Mr Regev, who was born in Australia and emigrated to Israel in 1982, has a large international profile because of his media appearances on behalf of the Israeli government.
Outgoing ambassador Daniel Taub ended his term in July, and Mr Regev has been named in Israeli media reports as his most likely successor.
He has been a regular interviewee on Channel 4 News, questioned repeatedly throughout the 2014 Gaza conflict,
Mr Regev, 55, has described his role as Israeli government spokesman as “accidental”. His father, Martin Freiberg, was a Holocaust survivor and as a young man, he joined the socialist Jewish youth movement Habonim Dror.
When he moved to Israel as a 22-year-old, he changed his surname to Regev because his parents’ name sounded German, which he said “bothered me at the time…It didn’t seem right”.
He worked as a teacher at the Tel Katzir kibbutz in the disputed Golan Heights region of Syria that Israel occupies. Reports have suggested he was nicknamed Cyril.
“When you look back at and analyse what has happened to me since then, much of it is accidental,” he told the Jewish Chronicle in 2008: “I spent a year unsuccessfully doing a doctorate at Tel Aviv University. I never finished it.
“Had I been a better academic, I might never have joined the foreign service. Had my wife been in love with the kibbutz, we might never have left and I might still been teaching at high school.”
He responded to a newspaper job advert join the civil service in 1990 and rose quickly through the ranks of the diplomatic corps, serving at embassies in Beijing, Hong Kong and Washington before being appointed foreign ministry spokesman and then the prime minister’s spokesman.
Speaking about his media appearances, he once said that “usually when you see me, it’s bad news”. Here are some of our interviews with Mark Regev, during and after the Gaza conflict:
16 July 2014: following the deaths of four boys in a shell attack in Gaza, he said the Israeli military did not target civilians.
21 July 2014: he said Israel’s goal was peace and quiet for Israelis, while Hamas, which runs Gaza, was the antithesis of peace and reconciliation.

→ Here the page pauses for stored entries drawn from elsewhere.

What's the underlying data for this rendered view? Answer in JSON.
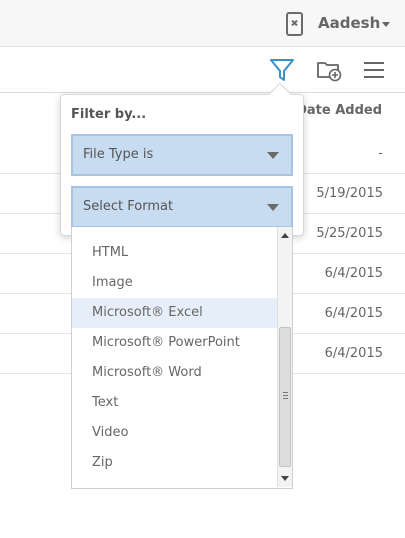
{
  "header": {
    "user_name": "Aadesh",
    "phone_icon": "phone-off-icon",
    "accent_color": "#3a8fc7"
  },
  "toolbar": {
    "icons": [
      "filter-icon",
      "folder-add-icon",
      "menu-icon"
    ]
  },
  "table": {
    "column_header": "Date Added",
    "rows": [
      {
        "date": "-"
      },
      {
        "date": "5/19/2015"
      },
      {
        "date": "5/25/2015"
      },
      {
        "date": "6/4/2015"
      },
      {
        "date": "6/4/2015"
      },
      {
        "date": "6/4/2015"
      }
    ]
  },
  "filter": {
    "title": "Filter by...",
    "field_select": "File Type is",
    "format_select": "Select Format",
    "options": [
      "HTML",
      "Image",
      "Microsoft® Excel",
      "Microsoft® PowerPoint",
      "Microsoft® Word",
      "Text",
      "Video",
      "Zip"
    ],
    "highlighted_option": "Microsoft® Excel",
    "select_bg_color": "#c7dbf1"
  }
}
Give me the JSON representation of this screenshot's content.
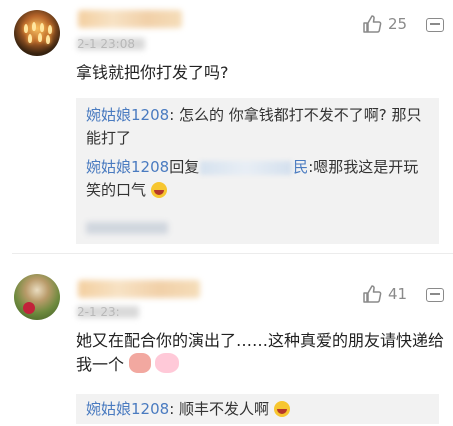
{
  "comments": [
    {
      "time_visible": "2-1 23:08",
      "likes": "25",
      "text": "拿钱就把你打发了吗?",
      "replies": [
        {
          "user": "婉姑娘1208",
          "text": ": 怎么的 你拿钱都打不发不了啊? 那只能打了"
        },
        {
          "user": "婉姑娘1208",
          "reply_word": "回复",
          "target_tail": "民",
          "text": ":嗯那我这是开玩笑的口气"
        }
      ]
    },
    {
      "time_visible": "2-1 23:",
      "likes": "41",
      "text": "她又在配合你的演出了……这种真爱的朋友请快递给我一个",
      "replies": [
        {
          "user": "婉姑娘1208",
          "text": ": 顺丰不发人啊"
        }
      ]
    }
  ],
  "icons": {
    "like": "thumbs-up-icon",
    "more": "more-options-icon",
    "laugh": "laughing-emoji-icon",
    "cheek": "blushing-emoji-icon",
    "pig": "pig-emoji-icon"
  },
  "colors": {
    "username": "#4a7bc0",
    "reply_background": "#f2f2f2",
    "meta_text": "#9a9a9a"
  }
}
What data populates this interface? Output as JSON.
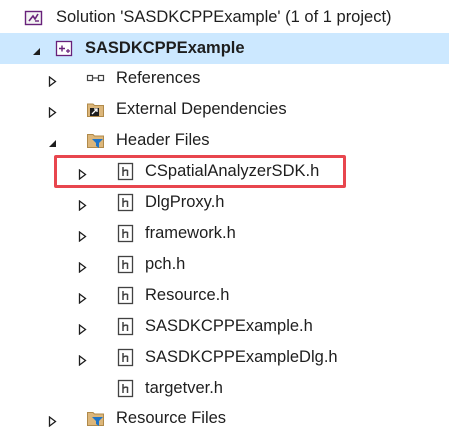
{
  "colors": {
    "selection": "#cce8ff",
    "highlight_border": "#e8464e",
    "folder": "#dcb67a",
    "filter_blue": "#1e74c8",
    "solution_purple": "#68217a"
  },
  "tree": {
    "solution_label": "Solution 'SASDKCPPExample' (1 of 1 project)",
    "project_label": "SASDKCPPExample",
    "items": {
      "references": "References",
      "external_deps": "External Dependencies",
      "header_files": "Header Files",
      "resource_files": "Resource Files"
    },
    "headers": [
      "CSpatialAnalyzerSDK.h",
      "DlgProxy.h",
      "framework.h",
      "pch.h",
      "Resource.h",
      "SASDKCPPExample.h",
      "SASDKCPPExampleDlg.h",
      "targetver.h"
    ]
  },
  "icons": {
    "solution": "visual-studio-solution-icon",
    "project": "cpp-project-icon",
    "references": "references-icon",
    "external_deps": "external-dependencies-icon",
    "filter_folder": "filter-folder-icon",
    "header_file": "header-file-icon",
    "expanded": "expanded-triangle-icon",
    "collapsed": "collapsed-triangle-icon"
  }
}
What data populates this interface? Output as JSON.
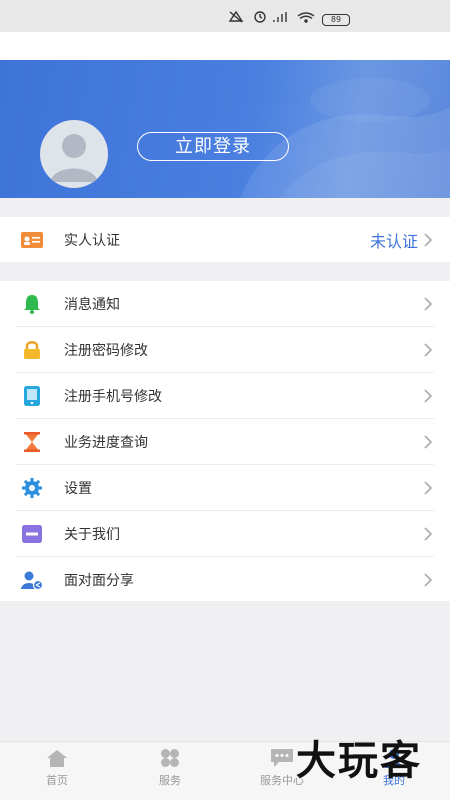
{
  "status_bar": {
    "battery": "89"
  },
  "header": {
    "login_label": "立即登录"
  },
  "verify": {
    "label": "实人认证",
    "status": "未认证"
  },
  "menu": [
    {
      "label": "消息通知",
      "icon": "bell-icon"
    },
    {
      "label": "注册密码修改",
      "icon": "lock-icon"
    },
    {
      "label": "注册手机号修改",
      "icon": "phone-icon"
    },
    {
      "label": "业务进度查询",
      "icon": "hourglass-icon"
    },
    {
      "label": "设置",
      "icon": "gear-icon"
    },
    {
      "label": "关于我们",
      "icon": "minus-square-icon"
    },
    {
      "label": "面对面分享",
      "icon": "share-user-icon"
    }
  ],
  "tabs": [
    {
      "label": "首页",
      "icon": "home-icon"
    },
    {
      "label": "服务",
      "icon": "grid-icon"
    },
    {
      "label": "服务中心",
      "icon": "chat-icon"
    },
    {
      "label": "我的",
      "icon": "user-icon",
      "active": true
    }
  ],
  "watermark": "大玩客",
  "colors": {
    "primary": "#3e73d8",
    "background": "#f0f0f2"
  }
}
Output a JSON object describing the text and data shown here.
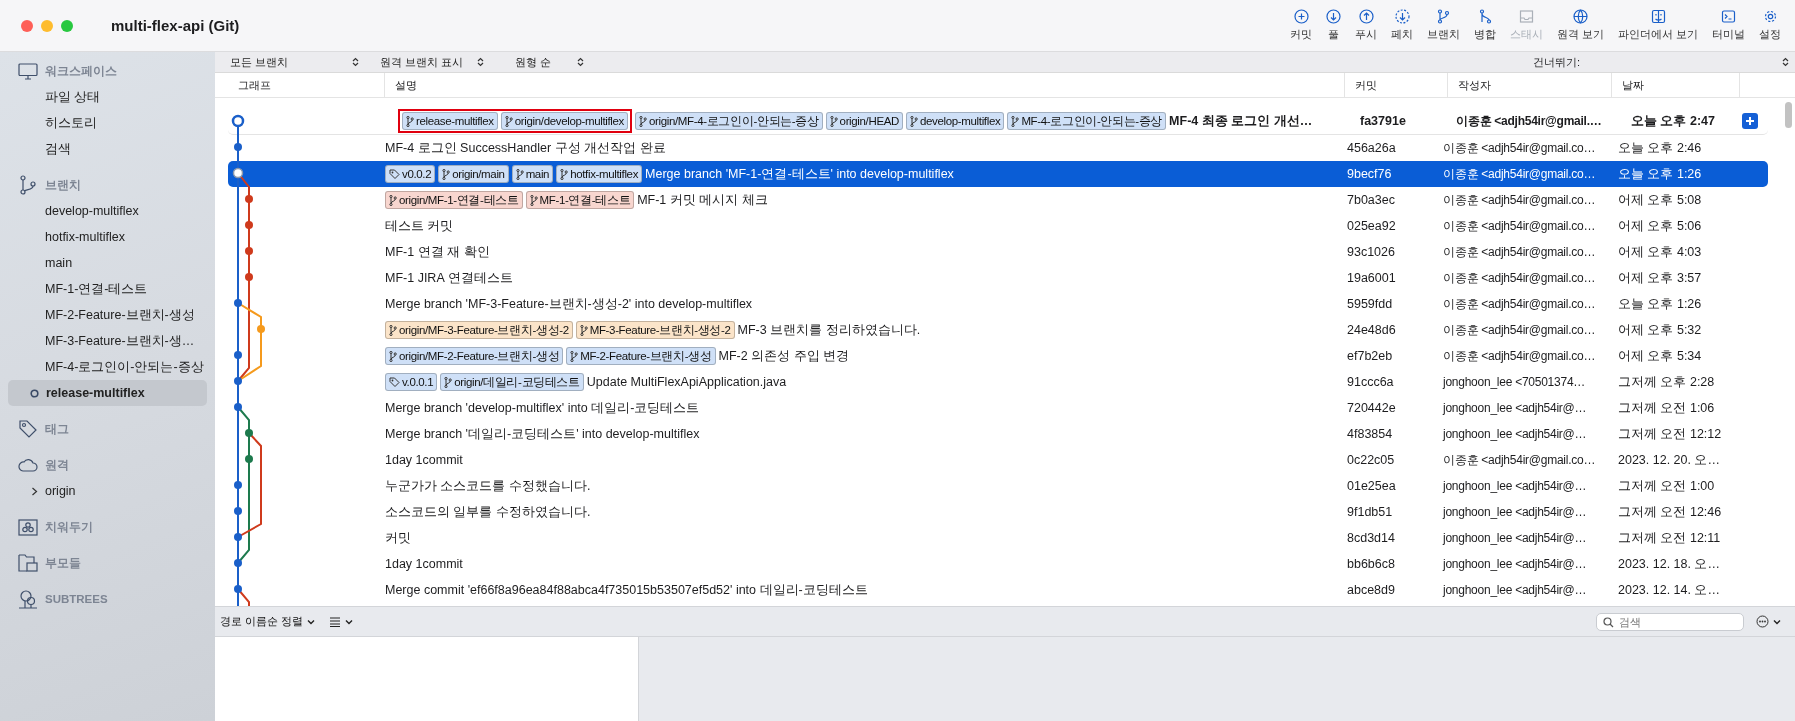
{
  "window": {
    "title": "multi-flex-api (Git)"
  },
  "toolbar": [
    {
      "label": "커밋",
      "kind": "commit",
      "disabled": false
    },
    {
      "label": "풀",
      "kind": "pull",
      "disabled": false
    },
    {
      "label": "푸시",
      "kind": "push",
      "disabled": false
    },
    {
      "label": "페치",
      "kind": "fetch",
      "disabled": false
    },
    {
      "label": "브랜치",
      "kind": "branch",
      "disabled": false
    },
    {
      "label": "병합",
      "kind": "merge",
      "disabled": false
    },
    {
      "label": "스태시",
      "kind": "stash",
      "disabled": true
    },
    {
      "label": "원격 보기",
      "kind": "remote",
      "disabled": false
    },
    {
      "label": "파인더에서 보기",
      "kind": "finder",
      "disabled": false
    },
    {
      "label": "터미널",
      "kind": "terminal",
      "disabled": false
    },
    {
      "label": "설정",
      "kind": "settings",
      "disabled": false
    }
  ],
  "sidebar": {
    "sections": [
      {
        "title": "워크스페이스",
        "kind": "workspace",
        "items": [
          {
            "label": "파일 상태",
            "selected": false
          },
          {
            "label": "히스토리",
            "selected": false
          },
          {
            "label": "검색",
            "selected": false
          }
        ]
      },
      {
        "title": "브랜치",
        "kind": "branch",
        "items": [
          {
            "label": "develop-multiflex",
            "selected": false
          },
          {
            "label": "hotfix-multiflex",
            "selected": false
          },
          {
            "label": "main",
            "selected": false
          },
          {
            "label": "MF-1-연결-테스트",
            "selected": false
          },
          {
            "label": "MF-2-Feature-브랜치-생성",
            "selected": false
          },
          {
            "label": "MF-3-Feature-브랜치-생…",
            "selected": false
          },
          {
            "label": "MF-4-로그인이-안되는-증상",
            "selected": false
          },
          {
            "label": "release-multiflex",
            "selected": true
          }
        ]
      },
      {
        "title": "태그",
        "kind": "tag"
      },
      {
        "title": "원격",
        "kind": "remote",
        "items": [
          {
            "label": "origin",
            "selected": false,
            "expanded": false
          }
        ]
      },
      {
        "title": "치워두기",
        "kind": "stash"
      },
      {
        "title": "부모들",
        "kind": "submodule"
      },
      {
        "title": "SUBTREES",
        "kind": "subtree"
      }
    ]
  },
  "filters": [
    {
      "label": "모든 브랜치"
    },
    {
      "label": "원격 브랜치 표시"
    },
    {
      "label": "원형 순"
    }
  ],
  "jump": {
    "label": "건너뛰기:"
  },
  "table": {
    "columns": [
      "그래프",
      "설명",
      "커밋",
      "작성자",
      "날짜"
    ],
    "rows": [
      {
        "refs": [
          {
            "label": "release-multiflex",
            "kind": "branch",
            "color": "#cfe0f7",
            "marked": true
          },
          {
            "label": "origin/develop-multiflex",
            "kind": "branch",
            "color": "#cfe0f7",
            "marked": true
          },
          {
            "label": "origin/MF-4-로그인이-안되는-증상",
            "kind": "branch",
            "color": "#cfe0f7",
            "marked": false
          },
          {
            "label": "origin/HEAD",
            "kind": "branch",
            "color": "#cfe0f7",
            "marked": false
          },
          {
            "label": "develop-multiflex",
            "kind": "branch",
            "color": "#cfe0f7",
            "marked": false
          },
          {
            "label": "MF-4-로그인이-안되는-증상",
            "kind": "branch",
            "color": "#cfe0f7",
            "marked": false
          }
        ],
        "description": "MF-4 최종 로그인 개선…",
        "commit": "fa3791e",
        "author": "이종훈 <adjh54ir@gmail.…",
        "date": "오늘 오후 2:47",
        "head": true,
        "selected": false
      },
      {
        "description": "MF-4 로그인 SuccessHandler 구성 개선작업 완료",
        "commit": "456a26a",
        "author": "이종훈 <adjh54ir@gmail.co…",
        "date": "오늘 오후 2:46",
        "head": false,
        "selected": false
      },
      {
        "refs": [
          {
            "label": "v0.0.2",
            "kind": "tag",
            "color": "#cfe0f7",
            "marked": false
          },
          {
            "label": "origin/main",
            "kind": "branch",
            "color": "#cfe0f7",
            "marked": false
          },
          {
            "label": "main",
            "kind": "branch",
            "color": "#cfe0f7",
            "marked": false
          },
          {
            "label": "hotfix-multiflex",
            "kind": "branch",
            "color": "#cfe0f7",
            "marked": false
          }
        ],
        "description": "Merge branch 'MF-1-연결-테스트' into develop-multiflex",
        "commit": "9becf76",
        "author": "이종훈 <adjh54ir@gmail.co…",
        "date": "오늘 오후 1:26",
        "head": false,
        "selected": true
      },
      {
        "refs": [
          {
            "label": "origin/MF-1-연결-테스트",
            "kind": "branch",
            "color": "#f8d6cf",
            "marked": false
          },
          {
            "label": "MF-1-연결-테스트",
            "kind": "branch",
            "color": "#f8d6cf",
            "marked": false
          }
        ],
        "description": "MF-1 커밋 메시지 체크",
        "commit": "7b0a3ec",
        "author": "이종훈 <adjh54ir@gmail.co…",
        "date": "어제 오후 5:08",
        "head": false,
        "selected": false
      },
      {
        "description": "테스트 커밋",
        "commit": "025ea92",
        "author": "이종훈 <adjh54ir@gmail.co…",
        "date": "어제 오후 5:06",
        "head": false,
        "selected": false
      },
      {
        "description": "MF-1 연결 재 확인",
        "commit": "93c1026",
        "author": "이종훈 <adjh54ir@gmail.co…",
        "date": "어제 오후 4:03",
        "head": false,
        "selected": false
      },
      {
        "description": "MF-1 JIRA 연결테스트",
        "commit": "19a6001",
        "author": "이종훈 <adjh54ir@gmail.co…",
        "date": "어제 오후 3:57",
        "head": false,
        "selected": false
      },
      {
        "description": "Merge branch 'MF-3-Feature-브랜치-생성-2' into develop-multiflex",
        "commit": "5959fdd",
        "author": "이종훈 <adjh54ir@gmail.co…",
        "date": "오늘 오후 1:26",
        "head": false,
        "selected": false
      },
      {
        "refs": [
          {
            "label": "origin/MF-3-Feature-브랜치-생성-2",
            "kind": "branch",
            "color": "#fbe4c9",
            "marked": false
          },
          {
            "label": "MF-3-Feature-브랜치-생성-2",
            "kind": "branch",
            "color": "#fbe4c9",
            "marked": false
          }
        ],
        "description": "MF-3 브랜치를 정리하였습니다.",
        "commit": "24e48d6",
        "author": "이종훈 <adjh54ir@gmail.co…",
        "date": "어제 오후 5:32",
        "head": false,
        "selected": false
      },
      {
        "refs": [
          {
            "label": "origin/MF-2-Feature-브랜치-생성",
            "kind": "branch",
            "color": "#cfe0f7",
            "marked": false
          },
          {
            "label": "MF-2-Feature-브랜치-생성",
            "kind": "branch",
            "color": "#cfe0f7",
            "marked": false
          }
        ],
        "description": "MF-2 의존성 주입 변경",
        "commit": "ef7b2eb",
        "author": "이종훈 <adjh54ir@gmail.co…",
        "date": "어제 오후 5:34",
        "head": false,
        "selected": false
      },
      {
        "refs": [
          {
            "label": "v.0.0.1",
            "kind": "tag",
            "color": "#cfe0f7",
            "marked": false
          },
          {
            "label": "origin/데일리-코딩테스트",
            "kind": "branch",
            "color": "#cfe0f7",
            "marked": false
          }
        ],
        "description": "Update MultiFlexApiApplication.java",
        "commit": "91ccc6a",
        "author": "jonghoon_lee <70501374…",
        "date": "그저께 오후 2:28",
        "head": false,
        "selected": false
      },
      {
        "description": "Merge branch 'develop-multiflex' into 데일리-코딩테스트",
        "commit": "720442e",
        "author": "jonghoon_lee <adjh54ir@…",
        "date": "그저께 오전 1:06",
        "head": false,
        "selected": false
      },
      {
        "description": "Merge branch '데일리-코딩테스트' into develop-multiflex",
        "commit": "4f83854",
        "author": "jonghoon_lee <adjh54ir@…",
        "date": "그저께 오전 12:12",
        "head": false,
        "selected": false
      },
      {
        "description": "1day 1commit",
        "commit": "0c22c05",
        "author": "이종훈 <adjh54ir@gmail.co…",
        "date": "2023. 12. 20. 오…",
        "head": false,
        "selected": false
      },
      {
        "description": "누군가가 소스코드를 수정했습니다.",
        "commit": "01e25ea",
        "author": "jonghoon_lee <adjh54ir@…",
        "date": "그저께 오전 1:00",
        "head": false,
        "selected": false
      },
      {
        "description": "소스코드의 일부를 수정하였습니다.",
        "commit": "9f1db51",
        "author": "jonghoon_lee <adjh54ir@…",
        "date": "그저께 오전 12:46",
        "head": false,
        "selected": false
      },
      {
        "description": "커밋",
        "commit": "8cd3d14",
        "author": "jonghoon_lee <adjh54ir@…",
        "date": "그저께 오전 12:11",
        "head": false,
        "selected": false
      },
      {
        "description": "1day 1commit",
        "commit": "bb6b6c8",
        "author": "jonghoon_lee <adjh54ir@…",
        "date": "2023. 12. 18. 오…",
        "head": false,
        "selected": false
      },
      {
        "description": "Merge commit 'ef66f8a96ea84f88abca4f735015b53507ef5d52' into 데일리-코딩테스트",
        "commit": "abce8d9",
        "author": "jonghoon_lee <adjh54ir@…",
        "date": "2023. 12. 14. 오…",
        "head": false,
        "selected": false
      }
    ]
  },
  "bottom": {
    "sort": {
      "label": "경로 이름순 정렬"
    },
    "search": {
      "placeholder": "검색"
    }
  }
}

27 July 2014; he said Israel did not want to see any Palestinian casualties and suggested Hamas could be responsible for an attack at Beit Hanoun school.
3 August 2014: he told Channel 4 News an air strike on a school in Gaza, which killed 10 people, was targeted at Hamas terrorists and his government was investigating why civilians had died.
7 August 2014: he told told Krishnan Guru-Murthy that allegations of misbehaviour by Israeli soldiers must be investigated.
22 June 2015: he responded to UN claims that Israel may have committed war crimes in Gaza.
9 July 2015: he told Jon Snow that Hamas had provoked the Gaza conflict.